A syllabus for the self-taught ML engineer
Curated links to free courses from Berkeley, MIT, Stanford, and others, organized by what you actually need to learn.

What it does This repo is a curated index of publicly available machine learning courses from top universities—Berkeley, MIT, Stanford, Columbia, Caltech—plus a few industry case studies. It maps out a full-stack path: computer science fundamentals, math, core ML theory, deep learning, and specializations from NLP to robotics. The maintainer marks foundational courses with :star: and links to video lectures where available.
The interesting bit Instead of dumping links, the README structures learning as decision trees. There’s a “Shortest Path to LLM / Agents” for the impatient, a “TL;DR” for basic ML engineering literacy, and then deep dives by topic.
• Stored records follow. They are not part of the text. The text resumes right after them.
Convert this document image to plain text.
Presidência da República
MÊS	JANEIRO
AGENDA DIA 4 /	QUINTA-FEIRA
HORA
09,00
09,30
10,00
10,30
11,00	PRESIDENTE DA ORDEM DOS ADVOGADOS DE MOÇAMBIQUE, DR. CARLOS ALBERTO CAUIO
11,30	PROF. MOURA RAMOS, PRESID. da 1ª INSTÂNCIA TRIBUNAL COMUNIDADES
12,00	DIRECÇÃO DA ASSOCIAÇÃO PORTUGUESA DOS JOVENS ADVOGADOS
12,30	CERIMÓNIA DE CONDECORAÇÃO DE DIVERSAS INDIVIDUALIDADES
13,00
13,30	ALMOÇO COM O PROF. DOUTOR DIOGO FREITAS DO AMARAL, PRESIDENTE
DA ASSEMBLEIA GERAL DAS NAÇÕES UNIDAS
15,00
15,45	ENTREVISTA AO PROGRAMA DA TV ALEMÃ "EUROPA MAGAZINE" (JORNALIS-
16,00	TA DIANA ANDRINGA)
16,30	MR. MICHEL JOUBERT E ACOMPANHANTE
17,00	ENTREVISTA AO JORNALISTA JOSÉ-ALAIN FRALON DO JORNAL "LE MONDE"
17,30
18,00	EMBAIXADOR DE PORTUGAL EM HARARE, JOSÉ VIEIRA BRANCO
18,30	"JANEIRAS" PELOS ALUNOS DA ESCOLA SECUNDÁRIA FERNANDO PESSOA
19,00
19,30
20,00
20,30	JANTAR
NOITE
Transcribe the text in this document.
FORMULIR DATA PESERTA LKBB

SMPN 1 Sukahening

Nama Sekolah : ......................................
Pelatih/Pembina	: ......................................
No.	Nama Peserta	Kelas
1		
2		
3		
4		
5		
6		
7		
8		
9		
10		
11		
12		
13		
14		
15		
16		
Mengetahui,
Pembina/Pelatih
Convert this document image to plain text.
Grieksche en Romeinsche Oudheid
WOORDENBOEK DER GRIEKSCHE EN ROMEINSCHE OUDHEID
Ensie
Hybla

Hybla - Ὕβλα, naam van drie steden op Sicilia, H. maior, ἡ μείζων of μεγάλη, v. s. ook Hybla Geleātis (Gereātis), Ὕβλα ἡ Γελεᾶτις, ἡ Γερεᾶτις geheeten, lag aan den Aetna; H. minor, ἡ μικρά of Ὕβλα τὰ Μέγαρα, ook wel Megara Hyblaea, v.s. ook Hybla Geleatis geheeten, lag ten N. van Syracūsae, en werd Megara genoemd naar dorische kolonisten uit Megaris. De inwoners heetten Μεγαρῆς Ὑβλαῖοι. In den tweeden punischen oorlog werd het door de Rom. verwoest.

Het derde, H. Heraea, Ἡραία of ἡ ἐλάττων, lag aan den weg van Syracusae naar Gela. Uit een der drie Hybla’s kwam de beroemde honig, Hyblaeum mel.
The maintainer also slips in their own reference solutions for some courses (CS182, CS224n), suggesting this is a living study guide, not just a bookmark list.
Key highlights
- Covers the full stack: CS fundamentals → math → AI/ML theory → engineering → specializations (vision, NLP, RL, robotics, foundation models)
- Includes practical infrastructure courses like Berkeley’s “Full Stack Deep Learning” and MIT’s “Missing Semester”
- Curated textbooks alongside courses (ESL, PRML, Bishop, etc.)
- Industry case studies section for applied context
- CC0 license, actively maintained (last-commit badge visible)
Caveats
- Some sections in the README appear truncated (the “Machine Learning” courses list cuts off mid-entry)
- No clear indication of how often course links are validated—university course pages rot
- The “awesome list” format means minimal original content; value is entirely in curation
Verdict Worth bookmarking if you’re self-studying ML and tired of forum threads arguing about which Stanford course to take first. Skip it if you already have a curriculum or want depth beyond syllabi and video links.